Отсюда и невиданные по советским временам заработки — по три тысячи, по четыре с половиной. Помню, как я в Иркутске встречал наших — решили перед возвращением домой по Байкалу прокатиться, и я выехал квартирьером. В гостиницу не попал, спал в парке на лавочке. В телогрейке, в ватных штанах, по карманам рассовано семьдесят тысяч рублей в банковских упаковках — зарплата на двадцать человек, взятая с вечера в банке.
А на последнем в нашей студенческой жизни выезде, это летом перед свадьбой было, мы вообще взяли рекордный заработок — по шесть тысяч. Это было на Припяти, где мы с Фролычем оказались в разных бригадах — он на жилом объекте, а я — на промышленном. Занимались одним и тем же: он заливал фундамент, и я заливал фундамент. Разница была только в том, что ко мне на объект самосвалы шли, построившись в затылок, без разрыва в цепочке, а к нему поутру один придет, а дальше можно загорать.
Но поскольку основной заработок был как раз на жилье, то это мы отрегулировали: по три-четыре самосвала дополнительно заворачивали к Фролычу ежедневно. Приемку отмечали у себя, а потом давали шоферу на бутылку, он разворачивался и рулил к Фролычу. А чтоб никто не прикалывался насчет несоответствия объема выполненных работ, один самосвал подрядили на завоз к нам песка и щебенки: мы их вываливали в котлован, а сверху уже заливали бетоном. Так что у нас фундамент получился такого бутербродного плана, но раскапывать его, чтобы проверить, сколько там бетона, а сколько щебня, — это себе дороже.
Надо сразу сказать, что когда много лет спустя там грохнуло и весь мир узнал слово «Чернобыль», я сначала решил, что это наш бутербродный фундамент дал себя знать. Но оказалось, что это просто начальство объекта проводило какой-то несанкционированный эксперимент.
Это я к тому, что деньги на свадьбу и первоначальную жизнь у Фролыча были, так что совещались родители совершенно о другом. И вот какое они приняли решение, определившее судьбу и молодой четы, да и мою за компанию.
Молодая чета снимает квартиру и от родителей съезжает, начинает вести свое хозяйство. А Фролыч переводится на вечерний и устраивается работать. Если он намерен быть хозяином в собственной семье и не хочет получать от старшего поколения ежедневные инструкции, как ему надо строить свою жизнь. Стройотрядовские же деньги частично идут на свадьбу, а остаток — на первый взнос на кооператив. С вступлением в кооператив будущий тесть поможет.
Про начало нашей с Фролычем трудовой жизни (я, несмотря на вопли родителей, тоже перевелся на вечерний) я расскажу чуть позже. Сначала про кооператив. Потому что с этой первой квартирой Фролыча на Нагорной улице, в которой он и прожил всего-ничего, связана одна странная история. С чертовщинкой, как в «Мастере и Маргарите».

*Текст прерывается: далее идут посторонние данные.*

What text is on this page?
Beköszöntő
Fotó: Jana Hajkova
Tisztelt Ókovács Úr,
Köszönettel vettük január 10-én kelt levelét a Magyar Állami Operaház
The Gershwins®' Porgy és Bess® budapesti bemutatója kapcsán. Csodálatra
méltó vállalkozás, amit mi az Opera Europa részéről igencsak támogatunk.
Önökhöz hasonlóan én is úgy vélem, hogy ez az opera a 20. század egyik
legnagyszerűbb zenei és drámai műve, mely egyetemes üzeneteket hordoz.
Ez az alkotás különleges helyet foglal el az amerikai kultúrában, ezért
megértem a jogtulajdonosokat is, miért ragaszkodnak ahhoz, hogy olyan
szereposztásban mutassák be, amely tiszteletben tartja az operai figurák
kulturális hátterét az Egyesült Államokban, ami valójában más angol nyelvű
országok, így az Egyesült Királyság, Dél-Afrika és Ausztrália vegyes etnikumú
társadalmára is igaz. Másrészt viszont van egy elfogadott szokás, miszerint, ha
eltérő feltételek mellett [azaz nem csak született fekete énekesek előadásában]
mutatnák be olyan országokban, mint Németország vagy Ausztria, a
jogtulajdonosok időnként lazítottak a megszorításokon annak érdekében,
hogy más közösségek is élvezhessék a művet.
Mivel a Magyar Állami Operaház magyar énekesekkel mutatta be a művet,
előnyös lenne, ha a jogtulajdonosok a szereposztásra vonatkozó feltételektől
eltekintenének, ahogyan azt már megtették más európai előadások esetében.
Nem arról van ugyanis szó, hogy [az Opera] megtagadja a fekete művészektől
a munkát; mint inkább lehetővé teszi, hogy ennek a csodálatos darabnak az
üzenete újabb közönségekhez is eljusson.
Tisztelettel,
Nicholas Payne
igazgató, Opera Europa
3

Дело было так. Фролыча впихнули в уже готовый кооператив, для которого только что был построен девятиэтажный дом. Уютная такая квартирка из двух комнат с раздельным санузлом и микроскопической кухней. Как раз для молодой семьи. Дом был сдан, но еще не заселялся — не знаю почему. Воду, кажется, не подключили, поэтому не заселялся. Но у Фролыча ключи от квартиры уже были на руках. Потому что для того, чтобы его в этот кооператив впихнуть, кого-то пришлось выпихнуть, а этот кто-то начал бузу. Поэтому Фролычу выдали ключи без всякой очереди и посоветовали поскорее врезать замки во входную дверь и завезти какую-нибудь мебель, хоть пару табуреток.
Он мне позвонил утром в субботу, еще восьми не было, и говорит:
— Выручай, старик, тут накладка получилась. Мне сегодня надо с мебелью вопрос решать, а я вызвал на квартиру мастеров с утра — замки врезать и циклевка полов. Ты можешь прямо сейчас взять такси и туда? Они к десяти появятся. В полдесятого комендант подойдет, я с ним договорился, он тебе подъезд откроет.